En Sus manos generosas
Alejandra María Sosa Elízaga*
Mi mamá, qepd, contaba de una familia que conocía, que cuando tenían visitas que se quedaban demasiado tiempo, hacían lo siguiente: se paraba la mamá y se salía un rato, luego regresaba a sentarse, quitada de la pena, y a seguir platicando. Entonces se paraba el señor, se salía otro rato, luego regresaba; se paraba un hijo, y así sucesivamente, todos los miembros de la familia se iban saliendo, lo más discretamente posible, de uno por uno. ¿A qué salían? A comer a escondidas a la cocina, para no invitar a comer a las visitas. Probablemente pensaban que la comida que tenían no alcanzaría para todos y preferían comérsela ellos solos.
Qué diferente la actitud de quienes son mencionados en las Lecturas que se proclaman en Misa este domingo.
En la Primera Lectura (ver 2Re 4, 42-44), se nos narra que un hombre regala al profeta Eliseo veinte panes de cebada y grano tierno. Era un gran regalo, y Eliseo pudo haber pensado: ‘¡Ni loco comparto estos ricos panes con la gente porque se los acabarían en un santiamén, mejor me los guardo y así me aseguro de tener comida para bastante tiempo!’. Pero no lo pensó, sino que le dijo a su empleado: “Dáselos a la gente para que coman”. Y cuando éste se mostró dudoso porque no le salían las cuentas, eso de repartir veinte panes entre cien hombres, Eliseo le aseguró que el Señor le había dicho: “Comerán todos y sobrará”. Los repartieron y, en efecto, sobraron.
Es significativo que el Salmo que responde a esta Lectura dice:
“A Ti, Señor, sus ojos vuelven todos
y Tu los alimentas a su tiempo.
Abres, Señor, Tus manos generosas,
y cuantos viven quedan satisfechos” (Sal 145).
Dicen que a Dios nadie le gana en generosidad. Basta poner en Sus manos generosas lo que tenemos, por poco que sea, y Él se encarga de multiplicarlo, de hacerlo rendir.
Lo vemos nuevamente en el Evangelio dominical (ver Jn 6, 1-15).
Jesús, rodeado de una multitud, preguntó a Felipe, uno de Sus discípulos, cómo comprarían pan para que comiera la gente. Éste respondió: “Ni doscientos denarios de pan bastarían para que a cada uno le tocara un pedazo de pan.”, en otras palabras no había modo de alimentar a tantas personas.

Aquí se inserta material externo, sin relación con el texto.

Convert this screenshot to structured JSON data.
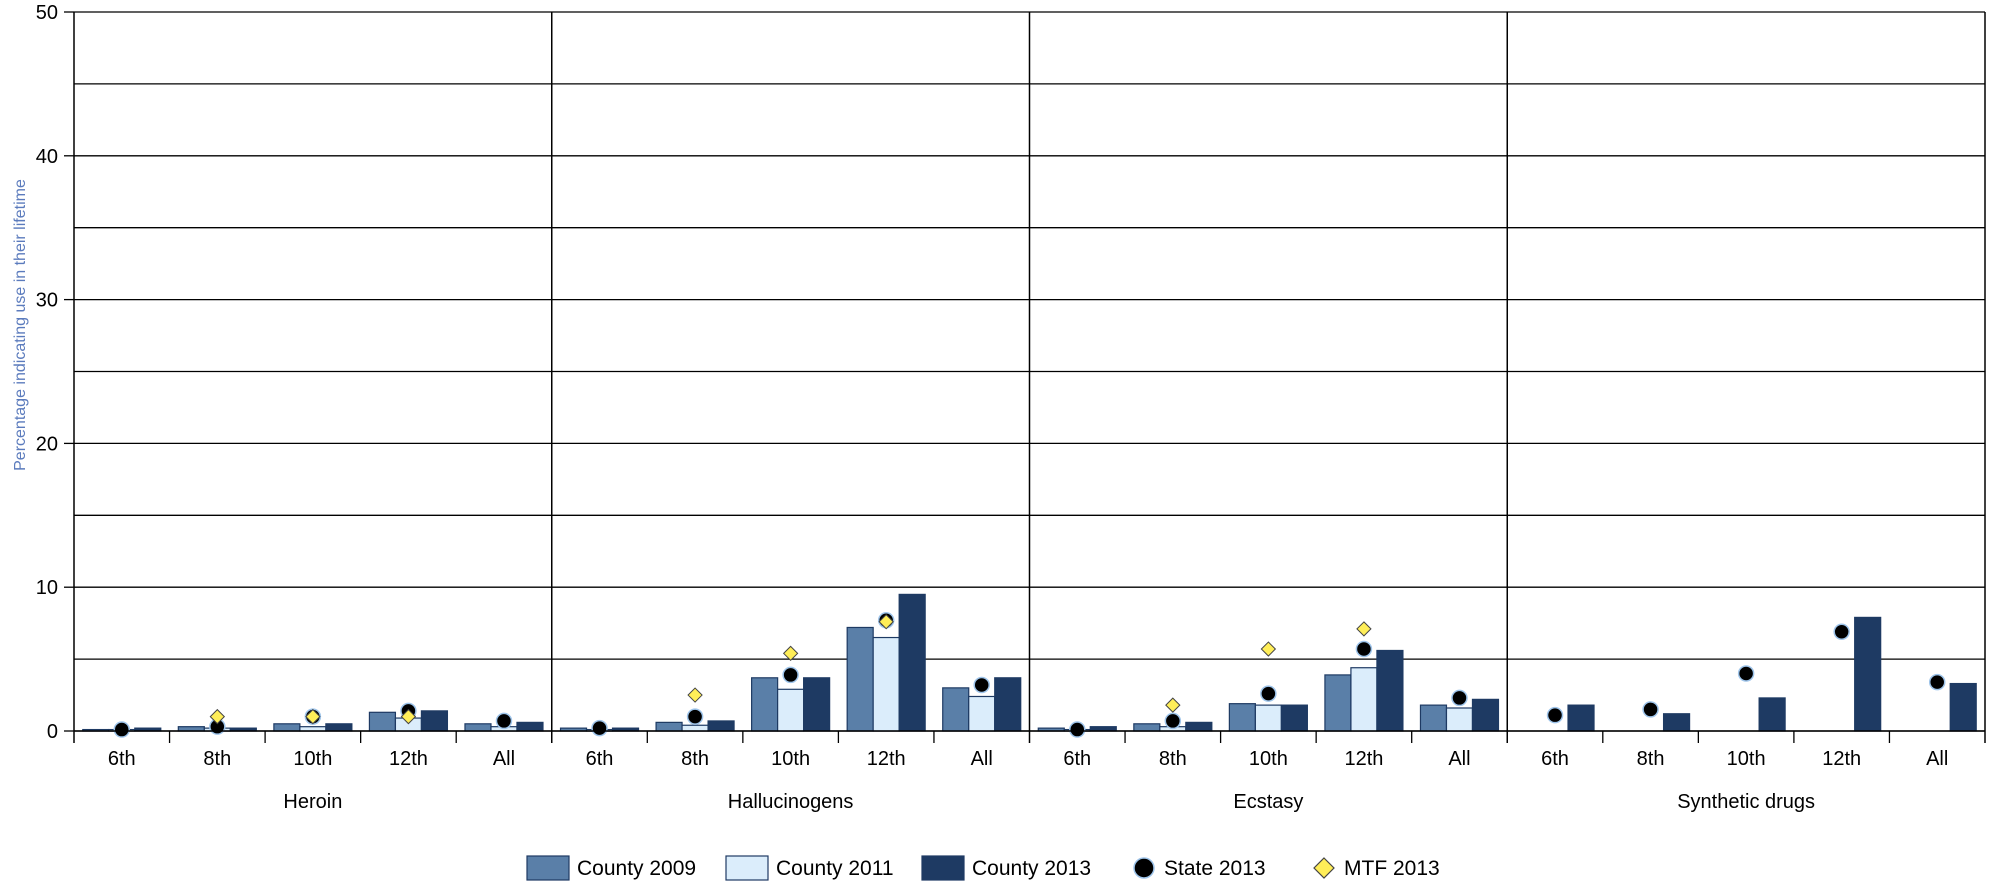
{
  "chart_data": {
    "type": "bar",
    "ylabel": "Percentage indicating use in their lifetime",
    "ylim": [
      0,
      50
    ],
    "y_ticks": [
      "0",
      "10",
      "20",
      "30",
      "40",
      "50"
    ],
    "grid": true,
    "legend_position": "bottom",
    "colors": {
      "County 2009": "#5a7fa8",
      "County 2011": "#dbedfb",
      "County 2013": "#1e3a63",
      "State 2013": "#000000",
      "MTF 2013": "#ffee58",
      "ylabel": "#5b7bbd"
    },
    "series": [
      {
        "name": "County 2009",
        "kind": "bar"
      },
      {
        "name": "County 2011",
        "kind": "bar"
      },
      {
        "name": "County 2013",
        "kind": "bar"
      },
      {
        "name": "State 2013",
        "kind": "marker-circle"
      },
      {
        "name": "MTF 2013",
        "kind": "marker-diamond"
      }
    ],
    "groups": [
      {
        "name": "Heroin",
        "categories": [
          {
            "label": "6th",
            "County 2009": 0.1,
            "County 2011": 0.1,
            "County 2013": 0.2,
            "State 2013": 0.1,
            "MTF 2013": null
          },
          {
            "label": "8th",
            "County 2009": 0.3,
            "County 2011": 0.2,
            "County 2013": 0.2,
            "State 2013": 0.3,
            "MTF 2013": 1.0
          },
          {
            "label": "10th",
            "County 2009": 0.5,
            "County 2011": 0.3,
            "County 2013": 0.5,
            "State 2013": 1.0,
            "MTF 2013": 1.0
          },
          {
            "label": "12th",
            "County 2009": 1.3,
            "County 2011": 0.9,
            "County 2013": 1.4,
            "State 2013": 1.4,
            "MTF 2013": 1.0
          },
          {
            "label": "All",
            "County 2009": 0.5,
            "County 2011": 0.3,
            "County 2013": 0.6,
            "State 2013": 0.7,
            "MTF 2013": null
          }
        ]
      },
      {
        "name": "Hallucinogens",
        "categories": [
          {
            "label": "6th",
            "County 2009": 0.2,
            "County 2011": 0.1,
            "County 2013": 0.2,
            "State 2013": 0.2,
            "MTF 2013": null
          },
          {
            "label": "8th",
            "County 2009": 0.6,
            "County 2011": 0.4,
            "County 2013": 0.7,
            "State 2013": 1.0,
            "MTF 2013": 2.5
          },
          {
            "label": "10th",
            "County 2009": 3.7,
            "County 2011": 2.9,
            "County 2013": 3.7,
            "State 2013": 3.9,
            "MTF 2013": 5.4
          },
          {
            "label": "12th",
            "County 2009": 7.2,
            "County 2011": 6.5,
            "County 2013": 9.5,
            "State 2013": 7.7,
            "MTF 2013": 7.6
          },
          {
            "label": "All",
            "County 2009": 3.0,
            "County 2011": 2.4,
            "County 2013": 3.7,
            "State 2013": 3.2,
            "MTF 2013": null
          }
        ]
      },
      {
        "name": "Ecstasy",
        "categories": [
          {
            "label": "6th",
            "County 2009": 0.2,
            "County 2011": 0.1,
            "County 2013": 0.3,
            "State 2013": 0.1,
            "MTF 2013": null
          },
          {
            "label": "8th",
            "County 2009": 0.5,
            "County 2011": 0.3,
            "County 2013": 0.6,
            "State 2013": 0.7,
            "MTF 2013": 1.8
          },
          {
            "label": "10th",
            "County 2009": 1.9,
            "County 2011": 1.8,
            "County 2013": 1.8,
            "State 2013": 2.6,
            "MTF 2013": 5.7
          },
          {
            "label": "12th",
            "County 2009": 3.9,
            "County 2011": 4.4,
            "County 2013": 5.6,
            "State 2013": 5.7,
            "MTF 2013": 7.1
          },
          {
            "label": "All",
            "County 2009": 1.8,
            "County 2011": 1.6,
            "County 2013": 2.2,
            "State 2013": 2.3,
            "MTF 2013": null
          }
        ]
      },
      {
        "name": "Synthetic drugs",
        "categories": [
          {
            "label": "6th",
            "County 2009": null,
            "County 2011": null,
            "County 2013": 1.8,
            "State 2013": 1.1,
            "MTF 2013": null
          },
          {
            "label": "8th",
            "County 2009": null,
            "County 2011": null,
            "County 2013": 1.2,
            "State 2013": 1.5,
            "MTF 2013": null
          },
          {
            "label": "10th",
            "County 2009": null,
            "County 2011": null,
            "County 2013": 2.3,
            "State 2013": 4.0,
            "MTF 2013": null
          },
          {
            "label": "12th",
            "County 2009": null,
            "County 2011": null,
            "County 2013": 7.9,
            "State 2013": 6.9,
            "MTF 2013": null
          },
          {
            "label": "All",
            "County 2009": null,
            "County 2011": null,
            "County 2013": 3.3,
            "State 2013": 3.4,
            "MTF 2013": null
          }
        ]
      }
    ]
  }
}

Y en eso, llegó Andrés, otros de los discípulos, diciendo: “Aquí hay un muchacho que trae cinco panes de cebada y dos pescados. Pero ¿qué es eso para tanta gente?”.
Nuevamente tenemos un caso en el que los protagonistas pudieron decir: ‘oigan, esto es muy poquito, de plano no es suficiente para todos, mejor vámonos disimuladamente a otra parte y nos lo comemos nosotros, al fin que para eso sí alcanza!’. Pero no lo dijeron. Todo lo contrario. Jesús pidió que la gente se sentara, tomó lo poco que Andrés puso en Sus manos, dio gracias a Dios, repartió la comida y ¡otra vez sobró! ¡Nada menos que doce canastos llenos!
Al leer estos dos casos que nos presenta la Lectura y el Evangelio quedamos convidados a cuestionarnos: ¿cómo reaccionamos cuando tenemos poco?, ¿cuando creemos que lo que tenemos no alcanza para casi nada o para casi nadie, incluidos nosotros? Y esto aplica igual en un sentido espiritual que material, ¿somos capaces de ponerlo en manos de Dios, confiar en Su generosa Providencia, o más bien nos fiamos sólo de nosotros mismos, y lo poco que creemos tener (por ejemplo, ciertos dones y capacidades, o dinero y bienes materiales) lo usamos sólo para cubrir nuestras necesidades?
Es curioso, que la gente que menos tiene, es la más generosa porque sabe lo que se siente no tener suficiente, y es la que suele ver multiplicado lo que comparte.
Los avaros, los ‘agarrados’ que se preocupan sólo por sí mismos, suelen quedarse cortos, y tal vez con ello confirman sus negros presentimientos de que aquello que tenían no alcanzaba, pero no es así. Hubiera alcanzado si lo hubieran compartido. Dios se los hubiera multiplicado y hasta les habría sobrado.